Изобретая традицию: Современная русско-еврейская литература

Как литература обращается с еврейской традицией после долгого периода ассимиляции, Холокоста и официального (полу)запрета на еврейство при коммунизме? Процесс «переизобретения традиции» начинается в среде позднесоветского еврейского андерграунда 1960–1970‐х годов и продолжается, как показывает проза 2000–2010‐х, до настоящего момента. Он объясняется тем фактом, что еврейская литература создается для читателя «постгуманной» эпохи, когда знание о еврействе и иудаизме передается и принимается уже не от живых носителей традиции, но из книг, картин, фильмов, музеев и популярной культуры.


Век диаспоры. Траектории зарубежной русской литературы (1920–2020). Сборник статей

Что такое литература русской диаспоры, какой уникальный опыт запечатлен в текстах писателей разных волн эмиграции, и правомерно ли вообще говорить о диаспоре в век интернет-коммуникации? Авторы работ, собранных в этой книге, предлагают взгляд на диаспору как на особую культурную среду, конкурирующую с метрополией. Писатели русского рассеяния сознательно или неосознанно бросают вызов литературному канону и ключевым нарративам культуры XX века, обращаясь к маргинальным или табуированным в русской традиции темам.
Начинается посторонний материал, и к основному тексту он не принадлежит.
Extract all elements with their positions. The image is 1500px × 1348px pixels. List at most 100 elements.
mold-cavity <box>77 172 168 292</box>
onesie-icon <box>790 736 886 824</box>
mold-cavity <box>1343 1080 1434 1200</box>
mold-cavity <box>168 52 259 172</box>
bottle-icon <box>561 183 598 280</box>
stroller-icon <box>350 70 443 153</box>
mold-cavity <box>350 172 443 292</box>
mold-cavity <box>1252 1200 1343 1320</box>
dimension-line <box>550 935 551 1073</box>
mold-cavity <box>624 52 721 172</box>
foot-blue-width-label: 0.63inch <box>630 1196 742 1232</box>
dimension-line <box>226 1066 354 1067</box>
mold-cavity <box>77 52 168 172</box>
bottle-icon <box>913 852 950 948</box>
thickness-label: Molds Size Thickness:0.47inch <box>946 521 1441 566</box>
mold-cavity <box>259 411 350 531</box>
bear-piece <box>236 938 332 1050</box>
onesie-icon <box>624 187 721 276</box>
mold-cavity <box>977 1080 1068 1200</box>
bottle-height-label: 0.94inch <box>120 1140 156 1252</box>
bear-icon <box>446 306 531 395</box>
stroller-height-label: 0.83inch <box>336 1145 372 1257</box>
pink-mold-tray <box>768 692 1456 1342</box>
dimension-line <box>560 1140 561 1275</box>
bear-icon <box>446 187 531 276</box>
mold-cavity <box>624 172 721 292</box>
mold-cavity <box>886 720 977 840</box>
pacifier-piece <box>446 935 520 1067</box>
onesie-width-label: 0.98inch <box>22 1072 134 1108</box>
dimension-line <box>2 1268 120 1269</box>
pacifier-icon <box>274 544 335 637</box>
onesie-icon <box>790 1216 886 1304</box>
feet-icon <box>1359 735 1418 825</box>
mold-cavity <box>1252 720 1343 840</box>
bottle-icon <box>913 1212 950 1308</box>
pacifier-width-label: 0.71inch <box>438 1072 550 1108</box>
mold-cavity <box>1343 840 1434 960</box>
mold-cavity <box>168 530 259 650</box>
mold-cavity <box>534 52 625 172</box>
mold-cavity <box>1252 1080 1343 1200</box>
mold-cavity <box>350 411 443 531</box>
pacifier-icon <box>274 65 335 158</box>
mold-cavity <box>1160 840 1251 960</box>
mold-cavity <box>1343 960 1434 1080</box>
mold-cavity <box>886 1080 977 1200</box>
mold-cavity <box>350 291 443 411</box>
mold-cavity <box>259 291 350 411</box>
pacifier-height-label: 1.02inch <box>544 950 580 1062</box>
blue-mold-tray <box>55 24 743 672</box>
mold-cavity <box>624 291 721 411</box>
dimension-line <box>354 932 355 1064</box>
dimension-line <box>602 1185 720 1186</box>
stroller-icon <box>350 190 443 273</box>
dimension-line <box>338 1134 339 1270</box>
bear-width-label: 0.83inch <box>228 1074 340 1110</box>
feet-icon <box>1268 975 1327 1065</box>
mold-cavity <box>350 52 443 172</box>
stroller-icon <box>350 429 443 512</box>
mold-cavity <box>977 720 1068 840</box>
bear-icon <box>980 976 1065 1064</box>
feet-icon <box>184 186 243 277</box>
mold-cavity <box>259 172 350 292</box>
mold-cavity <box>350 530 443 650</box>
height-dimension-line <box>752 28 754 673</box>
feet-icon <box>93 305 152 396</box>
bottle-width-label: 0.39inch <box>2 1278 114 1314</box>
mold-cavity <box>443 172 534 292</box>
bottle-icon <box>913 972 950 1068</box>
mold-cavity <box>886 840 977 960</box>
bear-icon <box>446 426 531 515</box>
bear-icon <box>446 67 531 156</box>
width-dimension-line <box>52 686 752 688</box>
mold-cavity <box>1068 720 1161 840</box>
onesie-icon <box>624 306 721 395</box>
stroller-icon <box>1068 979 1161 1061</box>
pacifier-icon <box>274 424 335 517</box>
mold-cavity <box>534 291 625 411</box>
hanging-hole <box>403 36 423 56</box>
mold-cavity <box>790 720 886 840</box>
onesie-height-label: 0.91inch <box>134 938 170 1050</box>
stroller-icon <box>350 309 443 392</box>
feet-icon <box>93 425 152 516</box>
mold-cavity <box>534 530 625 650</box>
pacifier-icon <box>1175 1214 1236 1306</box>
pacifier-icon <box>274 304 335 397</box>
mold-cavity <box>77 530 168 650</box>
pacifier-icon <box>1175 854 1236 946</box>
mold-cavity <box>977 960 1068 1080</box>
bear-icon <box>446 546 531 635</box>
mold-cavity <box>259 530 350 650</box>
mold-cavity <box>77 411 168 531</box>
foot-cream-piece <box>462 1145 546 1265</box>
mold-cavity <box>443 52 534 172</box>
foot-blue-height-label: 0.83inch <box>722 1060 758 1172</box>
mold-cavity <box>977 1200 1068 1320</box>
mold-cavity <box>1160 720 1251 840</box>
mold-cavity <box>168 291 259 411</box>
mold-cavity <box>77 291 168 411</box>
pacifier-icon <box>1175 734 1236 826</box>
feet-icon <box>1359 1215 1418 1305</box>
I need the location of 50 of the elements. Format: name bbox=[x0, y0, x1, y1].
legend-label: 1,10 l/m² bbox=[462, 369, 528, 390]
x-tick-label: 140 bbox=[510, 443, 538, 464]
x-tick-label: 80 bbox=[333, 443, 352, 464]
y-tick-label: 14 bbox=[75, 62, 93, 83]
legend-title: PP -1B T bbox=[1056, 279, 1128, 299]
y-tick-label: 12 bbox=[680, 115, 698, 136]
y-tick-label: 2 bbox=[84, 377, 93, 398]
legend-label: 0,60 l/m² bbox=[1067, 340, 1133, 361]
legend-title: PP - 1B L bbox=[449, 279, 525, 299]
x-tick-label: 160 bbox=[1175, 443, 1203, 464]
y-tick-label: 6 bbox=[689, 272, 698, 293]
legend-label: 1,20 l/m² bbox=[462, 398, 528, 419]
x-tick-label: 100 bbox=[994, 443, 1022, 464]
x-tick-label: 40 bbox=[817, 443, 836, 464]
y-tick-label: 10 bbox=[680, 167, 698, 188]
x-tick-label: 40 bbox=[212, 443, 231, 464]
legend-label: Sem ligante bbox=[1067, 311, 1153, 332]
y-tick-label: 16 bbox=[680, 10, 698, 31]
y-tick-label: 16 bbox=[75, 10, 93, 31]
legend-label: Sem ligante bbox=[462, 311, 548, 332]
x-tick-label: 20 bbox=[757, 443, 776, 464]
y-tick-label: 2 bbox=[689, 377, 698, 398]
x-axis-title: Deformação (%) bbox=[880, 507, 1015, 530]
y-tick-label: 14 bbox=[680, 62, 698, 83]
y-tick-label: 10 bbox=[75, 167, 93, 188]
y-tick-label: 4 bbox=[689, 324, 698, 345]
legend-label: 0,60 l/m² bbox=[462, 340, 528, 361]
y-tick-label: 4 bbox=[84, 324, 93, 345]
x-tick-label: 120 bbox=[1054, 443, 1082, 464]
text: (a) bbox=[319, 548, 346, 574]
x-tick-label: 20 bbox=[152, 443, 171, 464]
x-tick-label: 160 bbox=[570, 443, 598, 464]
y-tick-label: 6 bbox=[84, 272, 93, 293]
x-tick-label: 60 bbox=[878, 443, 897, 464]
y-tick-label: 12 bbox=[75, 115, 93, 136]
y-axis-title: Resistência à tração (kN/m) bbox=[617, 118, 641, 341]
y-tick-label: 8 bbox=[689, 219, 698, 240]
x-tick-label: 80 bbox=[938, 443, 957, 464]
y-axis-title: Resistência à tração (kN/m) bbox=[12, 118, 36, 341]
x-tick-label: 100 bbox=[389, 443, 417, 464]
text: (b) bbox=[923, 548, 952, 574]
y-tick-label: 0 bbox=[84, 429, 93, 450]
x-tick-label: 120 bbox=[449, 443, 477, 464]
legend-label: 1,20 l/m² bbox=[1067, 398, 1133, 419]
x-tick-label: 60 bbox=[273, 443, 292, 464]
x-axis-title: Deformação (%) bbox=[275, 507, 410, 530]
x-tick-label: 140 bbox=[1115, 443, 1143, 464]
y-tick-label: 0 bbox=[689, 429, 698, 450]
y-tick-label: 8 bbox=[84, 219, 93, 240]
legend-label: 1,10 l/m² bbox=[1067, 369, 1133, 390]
Набоков, писатель, манифест

Набоков ставит себе задачу отображения того, что по природе своей не может быть адекватно отражено, «выразить тайны иррационального в рациональных словах». Сам стиль его, необыкновенно подвижный и синтаксически сложный, кажется лишь способом приблизиться к этому неизведанному миру, найти ему словесное соответствие. «Не это, не это, а что-то за этим. Определение всегда есть предел, а я домогаюсь далей, я ищу за рогатками (слов, чувств, мира) бесконечность, где сходится все, все». «Я-то убежден, что нас ждут необыкновенные сюрпризы.